We conducted a systematic review and meta-analysis to evaluate the incidence and prevalence of 14 opportunistic infections (OIs) and other infections as well as the impact of antiretroviral therapy (ART) among human immunodeficiency virus (HIV)–infected children (aged <18 years) in low- and middle-income countries (LMICs), to understand regional burden of disease, and inform delivery of HIV services.

Methods

Eligible studies described the incidence of OIs and other infections in ART-naive and -exposed children from January 1990 to November 2013, using Medline, Global Health, Embase, Cumulative Index to Nursing and Allied Health Literature, Web of Knowledge, and Literatura Latino Americana em Ciências da Saúde databases.
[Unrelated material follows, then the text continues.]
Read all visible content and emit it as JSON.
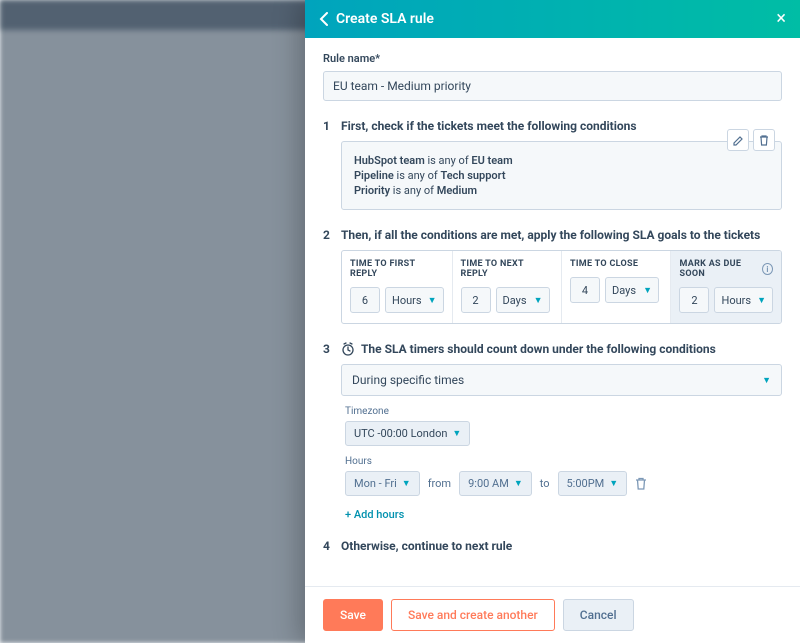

Summary incident risk (IR) and prevalent risk for each OI in ART-naive and ART-exposed children were calculated, and unadjusted odds ratios calculated for impact of ART. The number of OI cases and associated costs averted were estimated using the AIDS impact model.

Results

We identified 4542 citations, and 88 studies were included, comprising 55 679 HIV-infected children. Bacterial pneumonia and tuberculosis were the most common incident and prevalent infections in both ART-naive and ART-exposed children. There was a significant reduction in IR with ART for the majority of OIs. There was a smaller impact on bacterial sepsis and pneumonia, and an increase observed for varicella zoster. ART initiation based on 2010 World Health Organization guidelines criteria for ART initiation in children was estimated to potentially avert >161 000 OIs (2013 UNAIDS data) with estimated cost savings of at least US$17 million per year.

Conclusions

There is a decrease in the risk of most OIs with ART use in HIV-infected children in LMICs, and estimated large potential cost savings in OIs averted with ART use, although there are greater uncertainties in pediatric data compared with that of adults.